These are a number of crimes where the bad guy needs you to trust him so he can get you alone, get physically close to you, or get you to go along with some plan that’s going to lead you into danger. This can include rape, date rape, kidnapping, and even muggings or assaults where the criminal needs to get into a more advantageous place or position to carry out his plans. Even con-men who do not plan to use physical violence, but who will hurt you financially or otherwise, will employ some of these methods.

These kinds of criminals use specific strategies to try to earn your trust. Author and security expert Gavin de Becker lays out a list of these strategies in his excellent book The Gift of Fear, and we’re going to take a look at each strategy to show you what it looks and sounds like and how you can guard against it.

This particular strategy is simple: it’s being nice or being charming. The bad guy needs to gain your trust, so he’s going to work hard at putting you at ease and making you comfortable.

Of course, many people are nice by nature. But if a stranger approaches you when you’re somewhat isolated or in a transition zone, and he is weirdly going-out-of-his-way nice and charming, you should be in condition orange. He knows that many people are nice by nature and that niceness will put you at ease.

“We must learn and teach our children that niceness does not equal goodness,” de Becker writes. “Niceness is a decision, a strategy of social interaction. It is not a character trait.” In other words, being a good person is an inherent attribute. Being nice or charming is something you intentionally do or put on—which means it can be faked.

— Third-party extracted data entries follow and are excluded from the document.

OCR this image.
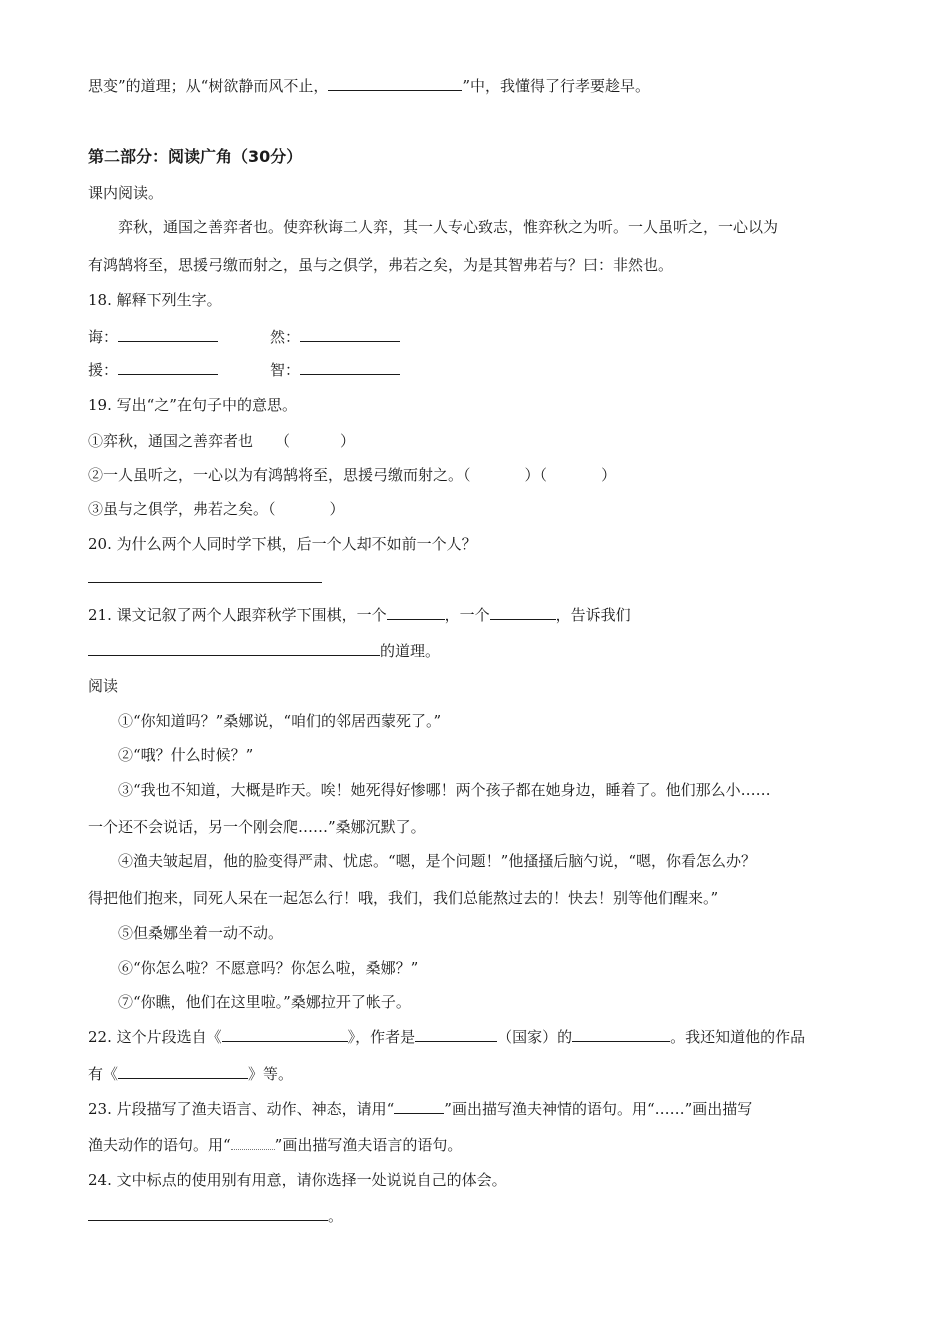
思变”的道理；从“树欲静而风不止，	”中，我懂得了行孝要趁早。
第二部分：阅读广角（30分）
课内阅读。
弈秋，通国之善弈者也。使弈秋诲二人弈，其一人专心致志，惟弈秋之为听。一人虽听之，一心以为
有鸿鹄将至，思援弓缴而射之，虽与之俱学，弗若之矣，为是其智弗若与？曰：非然也。
18. 解释下列生字。
诲：	然：
援：	智：
19. 写出“之”在句子中的意思。
①弈秋，通国之善弈者也 （	）
②一人虽听之，一心以为有鸿鹄将至，思援弓缴而射之。（	）（	）
③虽与之俱学，弗若之矣。（	）
20. 为什么两个人同时学下棋，后一个人却不如前一个人？
21. 课文记叙了两个人跟弈秋学下围棋，一个	，一个	，告诉我们
的道理。
阅读
①“你知道吗？”桑娜说，“咱们的邻居西蒙死了。”
②“哦？什么时候？”
③“我也不知道，大概是昨天。唉！她死得好惨哪！两个孩子都在她身边，睡着了。他们那么小……
一个还不会说话，另一个刚会爬……”桑娜沉默了。
④渔夫皱起眉，他的脸变得严肃、忧虑。“嗯，是个问题！”他搔搔后脑勺说，“嗯，你看怎么办？
得把他们抱来，同死人呆在一起怎么行！哦，我们，我们总能熬过去的！快去！别等他们醒来。”
⑤但桑娜坐着一动不动。
⑥“你怎么啦？不愿意吗？你怎么啦，桑娜？”
⑦“你瞧，他们在这里啦。”桑娜拉开了帐子。
22. 这个片段选自《	》，作者是	（国家）的	。我还知道他的作品
有《	》等。
23. 片段描写了渔夫语言、动作、神态，请用“	”画出描写渔夫神情的语句。用“……”画出描写
渔夫动作的语句。用“	”画出描写渔夫语言的语句。
24. 文中标点的使用别有用意，请你选择一处说说自己的体会。
。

A criminal seeking to gain your trust, whether it’s for violent purposes or for some kind of con, will smile and go out of his way to help you. He might seem friendly in an over-the-top way.

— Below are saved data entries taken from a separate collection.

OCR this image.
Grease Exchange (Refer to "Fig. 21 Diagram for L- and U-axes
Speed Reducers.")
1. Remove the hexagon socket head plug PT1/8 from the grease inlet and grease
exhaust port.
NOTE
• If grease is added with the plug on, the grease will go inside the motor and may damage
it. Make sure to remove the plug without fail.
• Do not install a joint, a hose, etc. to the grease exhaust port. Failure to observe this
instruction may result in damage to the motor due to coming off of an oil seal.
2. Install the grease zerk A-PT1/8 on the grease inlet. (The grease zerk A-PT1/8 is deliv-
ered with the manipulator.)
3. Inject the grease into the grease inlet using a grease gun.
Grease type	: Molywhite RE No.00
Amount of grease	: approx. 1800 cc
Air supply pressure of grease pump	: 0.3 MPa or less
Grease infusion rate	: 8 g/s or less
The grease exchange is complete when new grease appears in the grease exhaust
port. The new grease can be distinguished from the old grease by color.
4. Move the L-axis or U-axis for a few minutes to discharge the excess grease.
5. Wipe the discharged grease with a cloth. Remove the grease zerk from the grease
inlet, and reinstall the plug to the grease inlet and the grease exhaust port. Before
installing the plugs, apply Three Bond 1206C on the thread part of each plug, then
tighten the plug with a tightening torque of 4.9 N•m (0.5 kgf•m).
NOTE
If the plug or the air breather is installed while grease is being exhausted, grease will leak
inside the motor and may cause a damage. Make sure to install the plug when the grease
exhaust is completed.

Now, the odds are good that the random stranger who offers to help you load groceries into your car in a dark parking lot is just trying to be helpful. But take note of the time and place: You’re in a transition zone, relatively isolated, and a stranger has approached you unsolicited and is making friendly conversation. And he’s being overly nice. Why? Is he trying to build a level of comfort with you? Be particularly wary if he’s charming in addition to using any of the other criminal strategies in this series, such as ignoring the word “no” or forced teaming.

This strategy is perhaps the hardest to recognize, because offers of help are common and relatively normal. The key is the context.

How to Defend Against Charm
The word “charm” is particularly useful if you think of it as a verb: “This guy is trying to charm me” hits your brain differently than “this guy is so charming.” And the way to defend against this strategy is the same as it is for many other strategies: Be direct and firm. Reject his offer for help clearly and precisely. Yes, you’ll probably come off as rude. But who cares? You don’t know this person.

The longer you continue a conversation with a potentially bad actor, the more information he gathers about you, and the more invested you both become, at least subconsciously. You are in the middle of the interview with a “nice guy,” and the way to fail it is to see through the charm routine and explicitly turn him away.